The procedure proposed in th eprevious section only relates the image to the previous image. In fact it is implicitly assumed that once a point gets out of sight, it will not come back. Although this is true for many sequences, this assumptions does not always hold. Assume that a specific 3D point got out of sight, but that it is visible again in the last two views. In this case a new 3D point will be instantiated. This will not immediately cause problems, but since these two 3D points are unrelated for the system, nothing enforces their position to correspond. For longer sequences where the camera is moved back and forth over the scene, this can lead to poor results due to accumulated errors. The problem is illustrated in Figure 5.2
The solution that we propose is to match all the views that are close with the actual view (as described in Section 4.2). For every close view a set of potential 2D-3D correspondences is obtained. These sets are merged and the camera projection matrix is estimated using the same robust procedure as described above, but on the merged set of 2D-3D correspondences.
Close views are determined as follows.

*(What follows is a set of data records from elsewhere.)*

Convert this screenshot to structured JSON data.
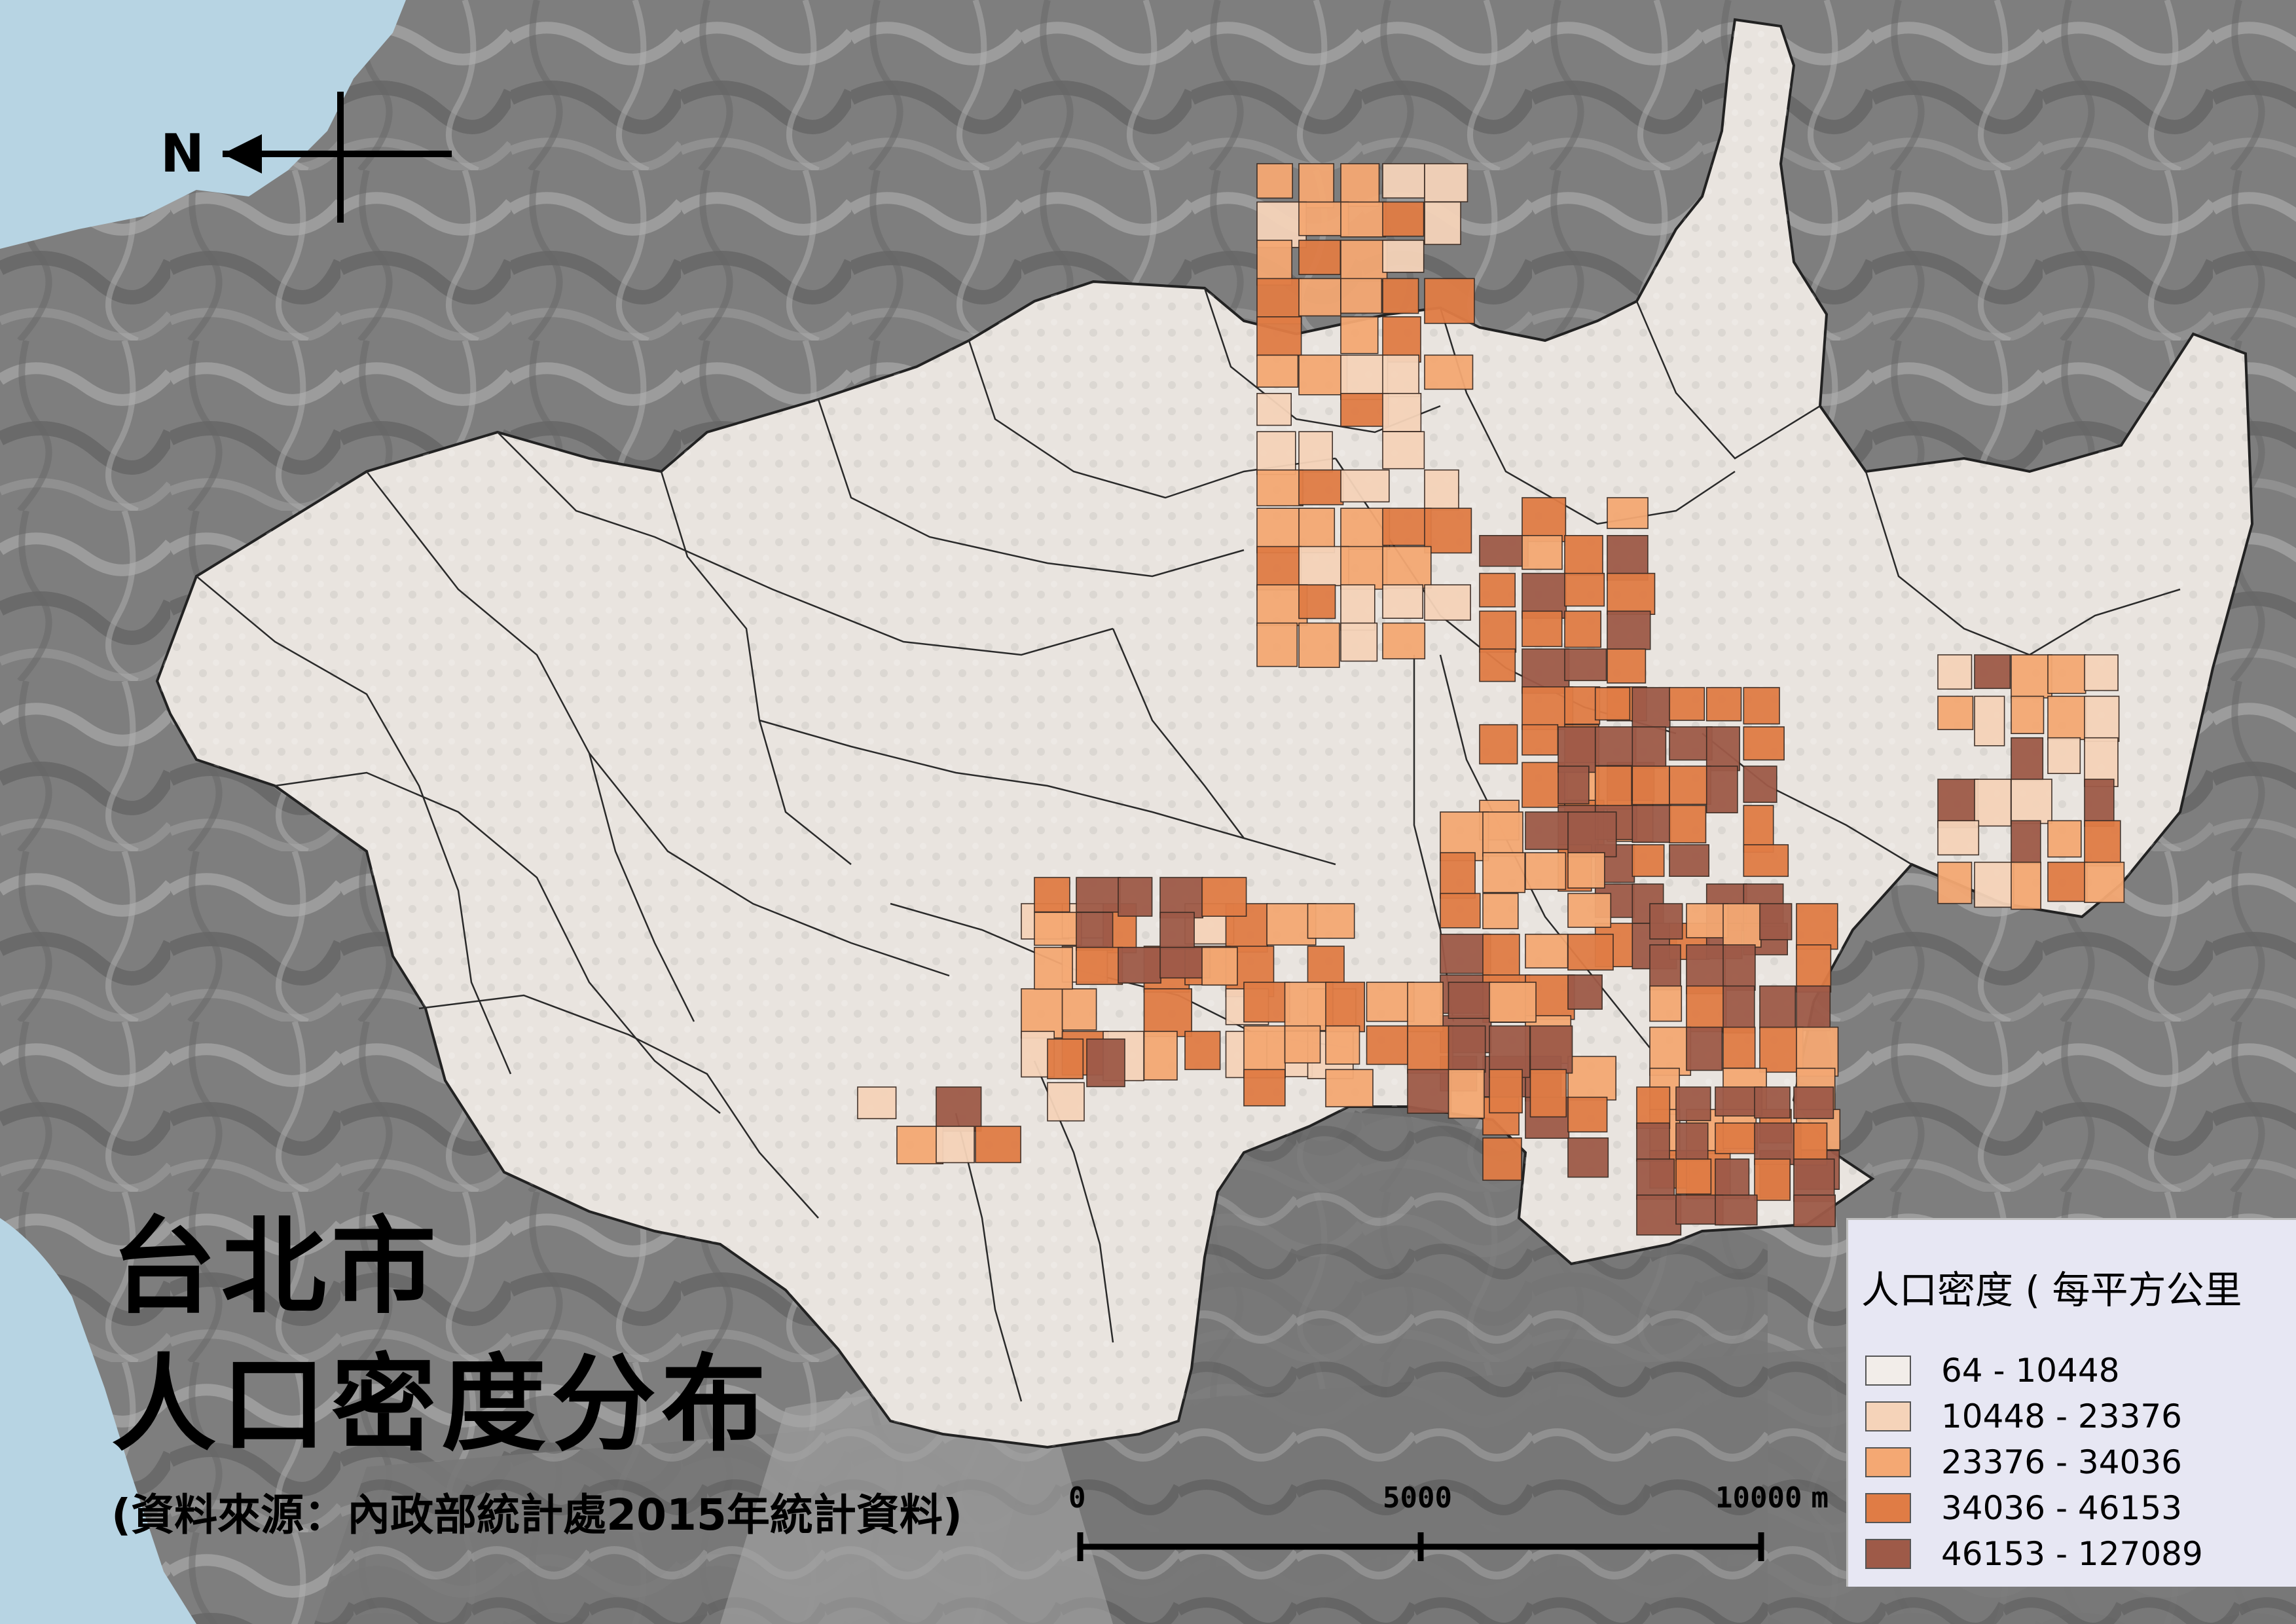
{
  "title": {
    "line1": "台北市",
    "line2": "人口密度分布",
    "source": "(資料來源：內政部統計處2015年統計資料)"
  },
  "north_arrow": {
    "label": "N"
  },
  "legend": {
    "title": "人口密度 ( 每平方公里",
    "classes": [
      {
        "label": "64 - 10448",
        "color": "#f2ede9"
      },
      {
        "label": "10448 - 23376",
        "color": "#f5d3b9"
      },
      {
        "label": "23376 - 34036",
        "color": "#f4a873"
      },
      {
        "label": "34036 - 46153",
        "color": "#e07c45"
      },
      {
        "label": "46153 - 127089",
        "color": "#9e5a48"
      }
    ]
  },
  "scale_bar": {
    "ticks": [
      {
        "label": "0",
        "value": 0
      },
      {
        "label": "5000",
        "value": 5000
      },
      {
        "label": "10000",
        "value": 10000
      }
    ],
    "unit": "m"
  },
  "colors": {
    "sea": "#b7d4e3",
    "terrain": "#7e7e7e",
    "terrain_light": "#a9a9a9",
    "city_base": "#e9e4df",
    "boundary": "#2a2a2a"
  }
}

First a planar-homography that explains best the image-motion of feature points between the actual and the previous view is determined (using Equation 5.2). Then, the median residual for the transfer of these features to other views using homographies corresponding to the same plane are computed (see Equation 5.1). Since the direction of the camera motion is given through the epipoles, it is possible to limit the selection to the closest views in each direction. In this case it is better to take orientation into account [47,76] to differentiate between opposite directions.